= Lewis Way =

English barrister and churchman

Lewis Way (1772–1840) was an English barrister and churchman, noted for his Christian outreach to Jews. He is not to be confused with his grandfather, also called Lewis Way, a director of the South Sea Company.

==Life==
Lewis Way was born on 11 February, 1772, as the second son of Benjamin Way (1740–1808) of Denham, Buckinghamshire. Benjamin Way was an MP and a Fellow of the Royal Society, and arranged for his son's education as a barrister. Way graduated M.A. in 1796 from Merton College, Oxford, and in 1797 was called to the bar by the Society of the Inner Temple.

Way came upon a stroke of good fortune in October 1799. A wealthy man named John Way (1732–1804) was at the Inner Temple to adjust his will; he stopped by Lewis Way's office, curious to meet the person who shared his unusual last name. While the two Ways were not related, they did establish a friendship and correspondence. Lewis visited John at his home, and John provided financial support for Lewis. John Way did not have any children of his own, and he adjusted his will such that his estate of around £300,000 (= around £32 million pounds in 2021, adjusted for inflation) went to Lewis, after setting aside some for his wife. John Way died in 1804, and Lewis Way was suddenly independently wealthy and no longer needed to support himself as a barrister. He became a philanthropist instead.

Way was ordained a priest of the Church of England in 1817, and devoted much of his wealth to religious works. On his way to Lebanon in 1823, he stayed for a while in Nice, on the Mediterranean coast in what is now France. While there, he donated funds for the construction of the seaside Promenade des Anglais. In Lebanon, he met the traveller Lady Hester Stanhope. He later lived in Paris as the chaplain to the British ambassador. He founded the Marbeuf Chapel near the Champs-Élysées in 1824, where his preaching attracted a fashionable congregation. This church has moved buildings and is now St George's Paris.

Lewis Way's last years were spent in rural Warwickshire in the care of a lunatic asylum at Barford. He died on 23 January 1840.
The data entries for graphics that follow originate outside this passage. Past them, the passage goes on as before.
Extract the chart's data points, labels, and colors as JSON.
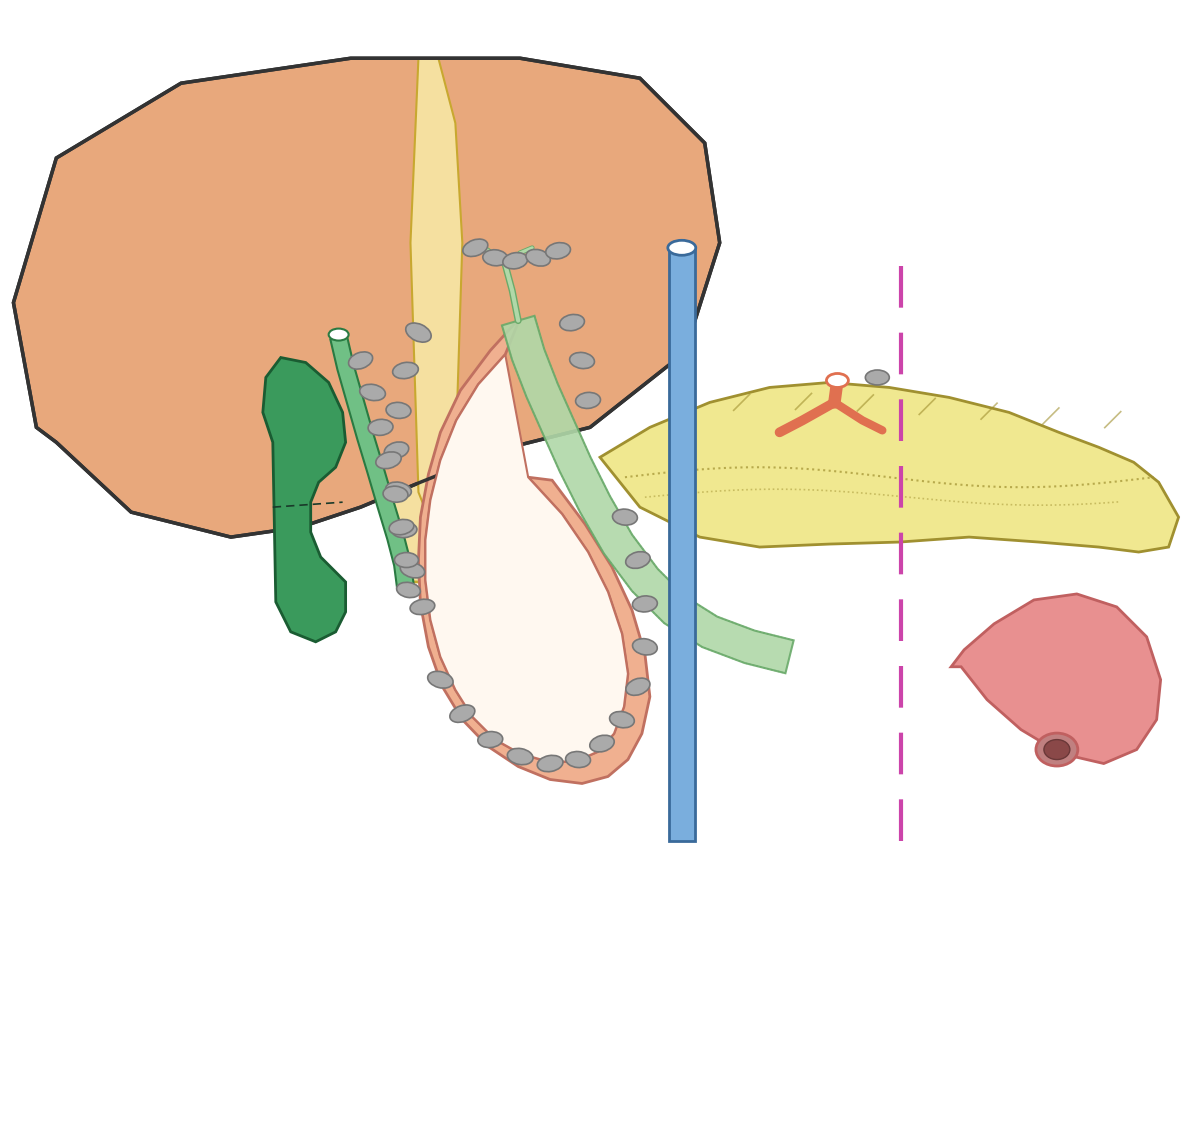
{
  "bg": "#ffffff",
  "liver_fill": "#E8A87C",
  "liver_edge": "#333333",
  "div_fill": "#F5E0A0",
  "div_edge": "#c8a830",
  "gb_fill": "#3a9a5c",
  "gb_edge": "#1a5c32",
  "bile_fill": "#70C085",
  "bile_edge": "#2a7a42",
  "hep_fat_fill": "#F5E0A0",
  "hep_fat_edge": "#c8a830",
  "pan_fill": "#F0E890",
  "pan_edge": "#a09030",
  "duo_fill": "#F0B090",
  "duo_edge": "#c07060",
  "duo_inner_fill": "#FFF8F0",
  "spleen_fill": "#E89090",
  "spleen_edge": "#c06060",
  "portal_fill": "#7AAEDD",
  "portal_edge": "#3a6a9a",
  "celiac_fill": "#E07050",
  "node_fill": "#aaaaaa",
  "node_edge": "#777777",
  "green_fill": "#b0d8a8",
  "green_edge": "#6aaa6a",
  "dashed_color": "#cc44aa",
  "figsize": [
    12.0,
    11.42
  ],
  "dpi": 100
}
==Mission to the Jewish people==
Way belonged to the Evangelical wing of the Church of England and was active in its outreach to Jewish people. He was a founding member of the London Society for Promoting Christianity Amongst the Jews. In 1812–16, he built the chapel at Stansted Park, Sussex, as part of this ministry. Way firmly believed that the restoration of the Jews to Israel would fulfill Biblically-mandated prophecies, and believed that this would be linked with the mass conversion of the Jews to Christianity.
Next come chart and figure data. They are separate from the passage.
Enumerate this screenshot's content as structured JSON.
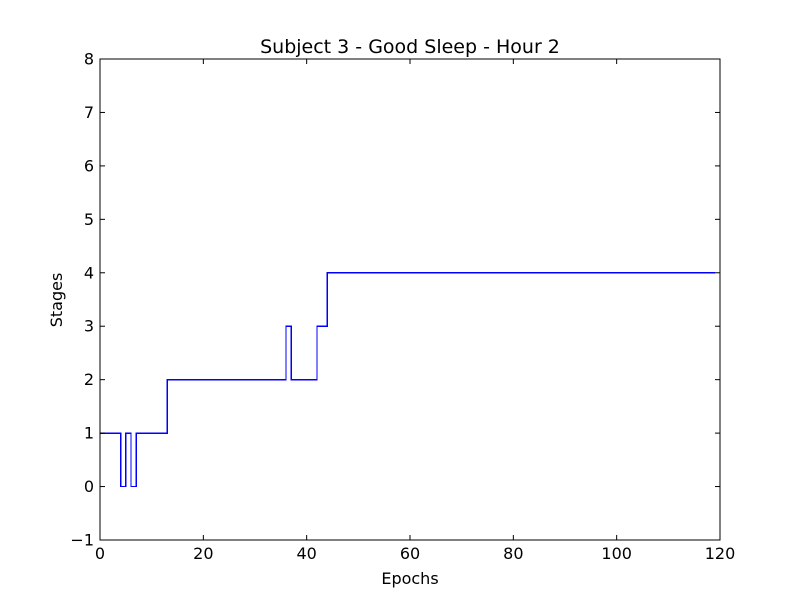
{
  "chart_data": {
    "type": "line",
    "title": "Subject 3 - Good Sleep - Hour 2",
    "xlabel": "Epochs",
    "ylabel": "Stages",
    "xlim": [
      0,
      120
    ],
    "ylim": [
      -1,
      8
    ],
    "xticks": [
      0,
      20,
      40,
      60,
      80,
      100,
      120
    ],
    "yticks": [
      -1,
      0,
      1,
      2,
      3,
      4,
      5,
      6,
      7,
      8
    ],
    "xtick_labels": [
      "0",
      "20",
      "40",
      "60",
      "80",
      "100",
      "120"
    ],
    "ytick_labels": [
      "−1",
      "0",
      "1",
      "2",
      "3",
      "4",
      "5",
      "6",
      "7",
      "8"
    ],
    "grid": false,
    "legend": false,
    "step": "post",
    "series": [
      {
        "color": "#0000ff",
        "x": [
          0,
          4,
          5,
          6,
          7,
          13,
          36,
          37,
          42,
          44,
          119
        ],
        "y": [
          1,
          0,
          1,
          0,
          1,
          2,
          3,
          2,
          3,
          4,
          4
        ]
      }
    ]
  }
}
In 1817, Way travelled to Russia, stopping in the Netherlands, Germany, and Poland along the way to visit Jewish populations and worship sites. He obtained four audiences with Tsar Alexander I of Russia, who befriended him and shared his interest in the future of the Jewish people (see History of the Jews in Russia). Way wrote, "It was not an audience of a private man with an Emperor, but rather a most friendly exchange of views of a Christian with a fellow Christian." The Tsar sent Way to the Congress of Aix-la-Chapelle (1818) in what is now Aachen in Germany to obtain a commitment from the post-Napoleonic European heads of state to improve the lot of Europe's Jewish population.

It was following his visit to Russia in 1817 that Lewis Way developed a belief in the imminent return of Christ, adopting the pseudonym 'Basilicus' for the publication of his convictions in Thoughts on the Scriptural Expectations of the Christian Church. He also pursued the idea of creating a college at Stansted Park to train missionaries to the Jews, but the plans never came through.

==Family==
In 1801 Way married Mary Drewe (1780–1848), youngest daughter of the Reverend Herman Drewe of The Grange, Broadhembury, a substantial estate in Devon. The couple had nine children: three sons and six daughters. These included the antiquary Albert Way (1805–1874), Georgiana Millicent Way, who married Henry Daniel Cholmeley (b. 1810, d. 1 Jun 1865), and Olive who married Rev. Charles Edward Kennaway, the Anglican clergyman and poet.